Cuando el koloss blandió su arma, Clarke avivó peltre y se lanzó a un lado, y luego cercenó la mano de la criatura a la altura de la muñeca. La bestia gritó de dolor y Clarke volvió a la lucha. Los aldeanos empezaban a congregarse a su alrededor. Obviamente, no contaban con ningún entrenamiento para la guerra: lo más probable era que estuvieran bajo la protección de Yomen y no tuvieran que preocuparse de bandidos ni ejércitos vagabundos. Sin embargo, pese a su falta de habilidad, sabían que debían permanecer siempre cerca de la nacida de la bruma. Sus ojos desesperados y suplicantes impulsaron a Clarke, haciéndole derribar un koloss tras otro. De momento, no tuvo que preocuparse por el valor moral de la situación. Simplemente podía luchar. El deseo de batalla ardía en su interior como metal; el deseo, incluso, de matar. Por eso continuó luchando, luchando por la sorpresa en los ojos de la gente de la aldea, por la esperanza que parecía inspirar cada uno de sus golpes.

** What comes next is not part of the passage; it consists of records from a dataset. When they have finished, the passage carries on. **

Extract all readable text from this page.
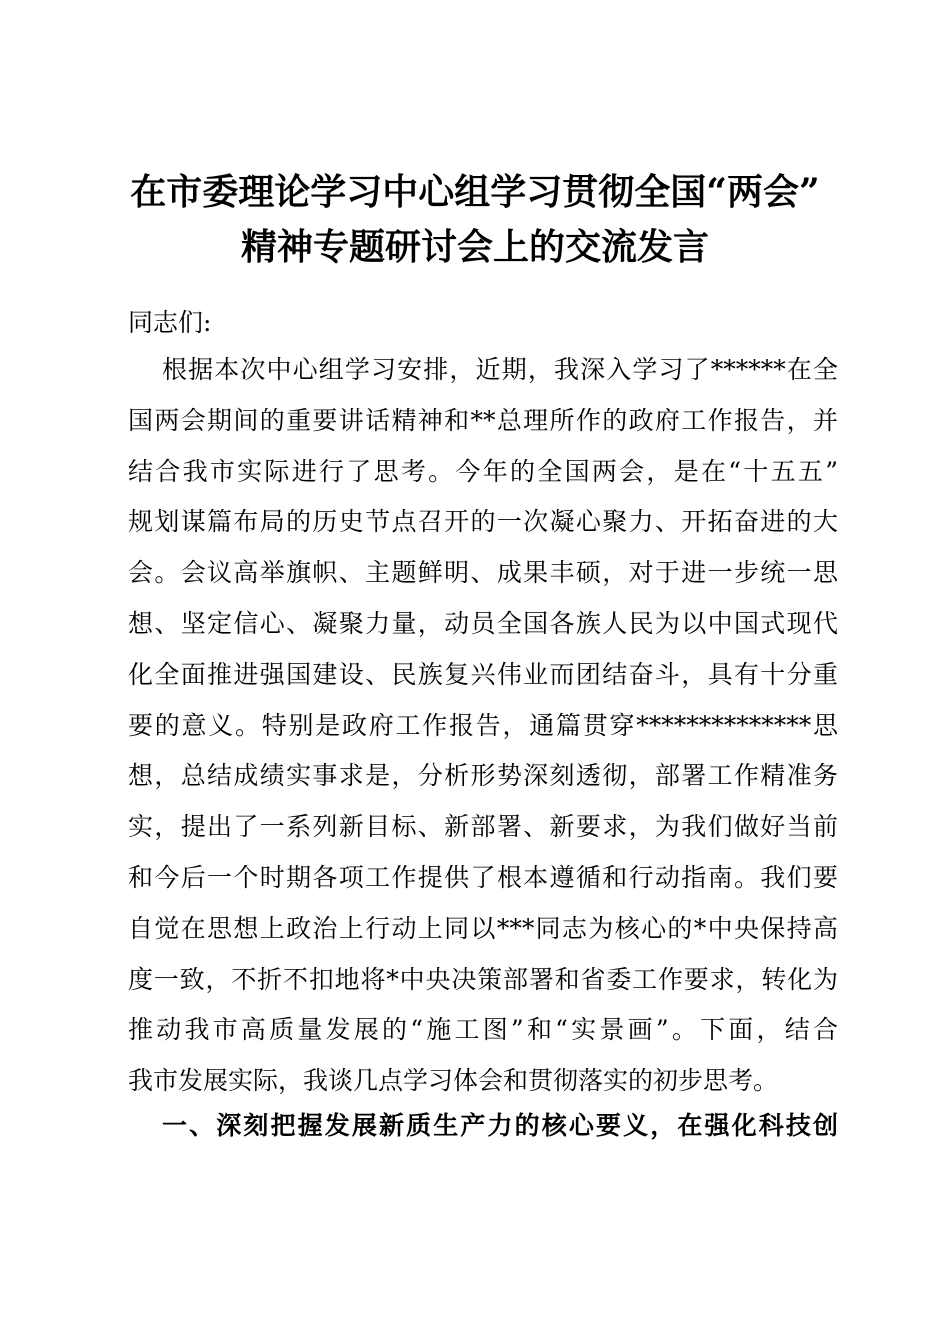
在市委理论学习中心组学习贯彻全国“两会”
精神专题研讨会上的交流发言

同志们:

根据本次中心组学习安排，近期，我深入学习了******在全
国两会期间的重要讲话精神和**总理所作的政府工作报告，并
结合我市实际进行了思考。今年的全国两会，是在“十五五”
规划谋篇布局的历史节点召开的一次凝心聚力、开拓奋进的大
会。会议高举旗帜、主题鲜明、成果丰硕，对于进一步统一思
想、坚定信心、凝聚力量，动员全国各族人民为以中国式现代
化全面推进强国建设、民族复兴伟业而团结奋斗，具有十分重
要的意义。特别是政府工作报告，通篇贯穿**************思
想，总结成绩实事求是，分析形势深刻透彻，部署工作精准务
实，提出了一系列新目标、新部署、新要求，为我们做好当前
和今后一个时期各项工作提供了根本遵循和行动指南。我们要
自觉在思想上政治上行动上同以***同志为核心的*中央保持高
度一致，不折不扣地将*中央决策部署和省委工作要求，转化为
推动我市高质量发展的“施工图”和“实景画”。下面，结合
我市发展实际，我谈几点学习体会和贯彻落实的初步思考。
一、深刻把握发展新质生产力的核心要义，在强化科技创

Ellos habían dado sus vidas por perdidas, y entonces una mujer cayó del cielo para defenderlos. Dos años antes, durante el asedio de Luthadel, Lexa había atacado la fortificación de Cett y había matado a trescientos de sus soldados. Clarke confió en que tenía buenos motivos para el ataque, pero nunca había comprendido cómo pudo hacer una cosa así. Al menos, hasta esta noche, luchando en una aldea sin nombre, con el cielo oscuro inundado de ceniza, las brumas en llamas, los koloss muriendo a docenas ante ella. El inquisidor no apareció. Frustrada, Clarke se apartó de un grupo de koloss, dejando a uno moribundo, y luego apagó sus metales. Las criaturas lo rodearon, y ella quemó duralumín, luego quemó cinc, y tiró.

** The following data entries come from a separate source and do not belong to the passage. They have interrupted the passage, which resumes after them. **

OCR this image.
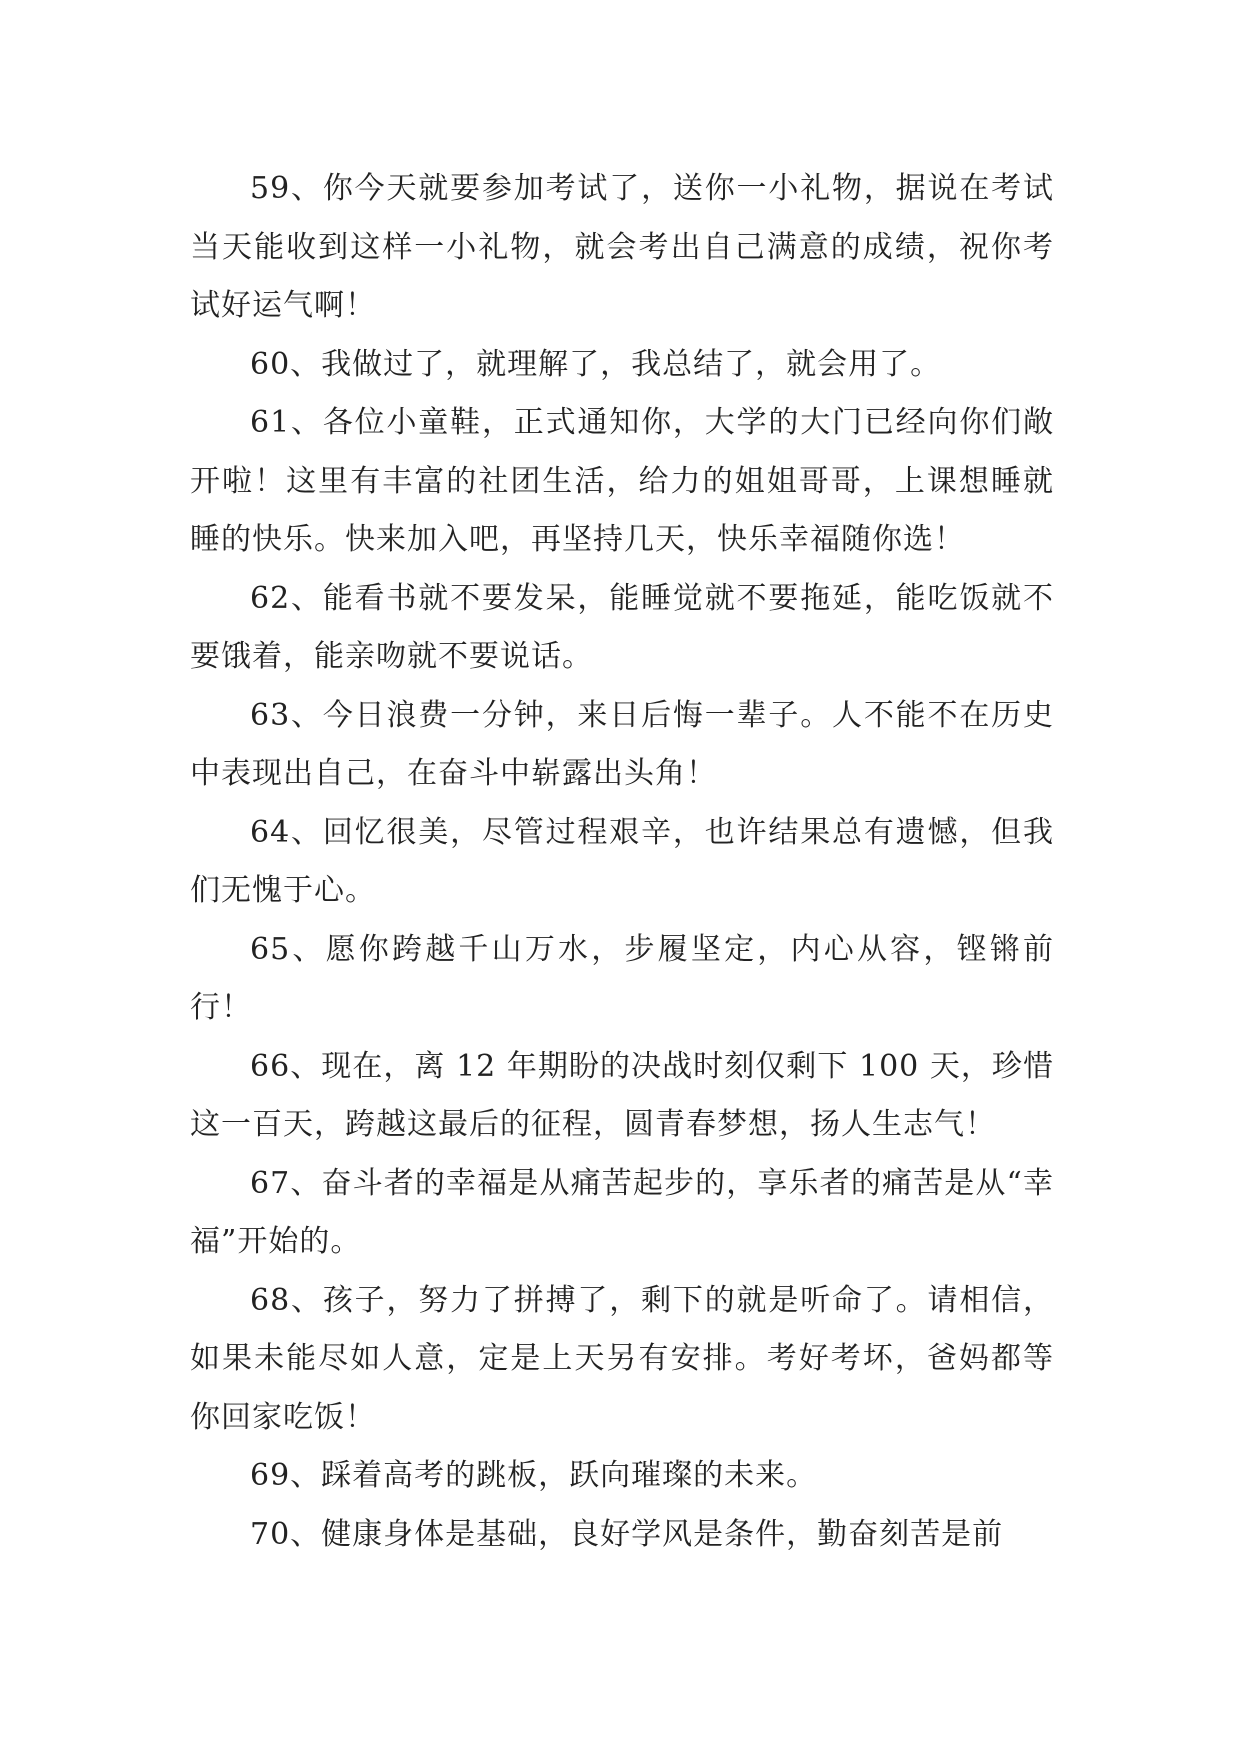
59、你今天就要参加考试了，送你一小礼物，据说在考试当天能收到这样一小礼物，就会考出自己满意的成绩，祝你考试好运气啊！

60、我做过了，就理解了，我总结了，就会用了。

61、各位小童鞋，正式通知你，大学的大门已经向你们敞开啦！这里有丰富的社团生活，给力的姐姐哥哥，上课想睡就睡的快乐。快来加入吧，再坚持几天，快乐幸福随你选！

62、能看书就不要发呆，能睡觉就不要拖延，能吃饭就不要饿着，能亲吻就不要说话。

63、今日浪费一分钟，来日后悔一辈子。人不能不在历史中表现出自己，在奋斗中崭露出头角！

64、回忆很美，尽管过程艰辛，也许结果总有遗憾，但我们无愧于心。

65、愿你跨越千山万水，步履坚定，内心从容，铿锵前行！

66、现在，离 12 年期盼的决战时刻仅剩下 100 天，珍惜这一百天，跨越这最后的征程，圆青春梦想，扬人生志气！

67、奋斗者的幸福是从痛苦起步的，享乐者的痛苦是从“幸福”开始的。

68、孩子，努力了拼搏了，剩下的就是听命了。请相信，如果未能尽如人意，定是上天另有安排。考好考坏，爸妈都等你回家吃饭！

69、踩着高考的跳板，跃向璀璨的未来。

70、健康身体是基础，良好学风是条件，勤奋刻苦是前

La aldea quedó en silencio.
Clarke vaciló, tambaleándose levemente mientras terminaba su giro. Contempló la ceniza, volviéndose hacia los restantes koloss, miles y miles de ellos, quienes ahora permanecían inmóviles y pacientes a su alrededor, por fin bajo su control.
Es imposible tomarlos a todos a la vez, pensó Clarke, con cautela. ¿Qué le había sucedido al inquisidor? Solía haber uno con una turba de koloss así de grande. ¿Había huido? Eso explicaría por qué de repente Clarke había podido controlarlos. Preocupada, aunque sin saber qué otra cosa hacer, se volvió para escrutar la aldea. Algunas personas se habían reunido y la miraban. Parecían anonadados: en vez de hacer algo con los edificios en llamas, simplemente permanecían de pie en la bruma, mirándola. Tendría que haberse sentido triunfante. Y, sin embargo, su victoria quedó manchada por la ausencia del inquisidor. Además, la aldea estaba ardiendo; a estas alturas, había muy pocas estructuras que no estuvieran en llamas. Clarke no había salvado a la aldea. Había encontrado su ejército de koloss, como había planeado, pero sentía que había fracasado. Suspiró, dejando caer la espada entre sus dedos cansados y sanguinolentos, y se dirigió a los aldeanos. Mientras avanzaba, le sorprendió el número de cadáveres koloss que dejaba atrás. ¿De verdad había matado a tantos?
Otra parte de ella, ahora aplacada pero aún ardiente, lamentaba que el momento de matar hubiera terminado. Se detuvo ante un silencioso grupo de aldeanos.
—Tú eres ella, ¿verdad? —preguntó un anciano.
—¿Quién?
—El lord Legislador —susurró el hombre.
Clarke miró su uniforme negro envuelto en su capa de bruma, ambos manchados de sangre.
—Casi —dijo, volviéndose hacia el este, hacia donde su ejército humano estaba acampado a muchos kilómetros de distancia, esperando que regresara con una nueva fuerza koloss para ayudarlos. Solo había un motivo para que hiciera eso. Finalmente, reconoció lo que había decidido, de manera inconsciente, en el momento en que partió para encontrar más criaturas.
El momento de matar no ha terminado todavía, pensó. Acaba de empezar.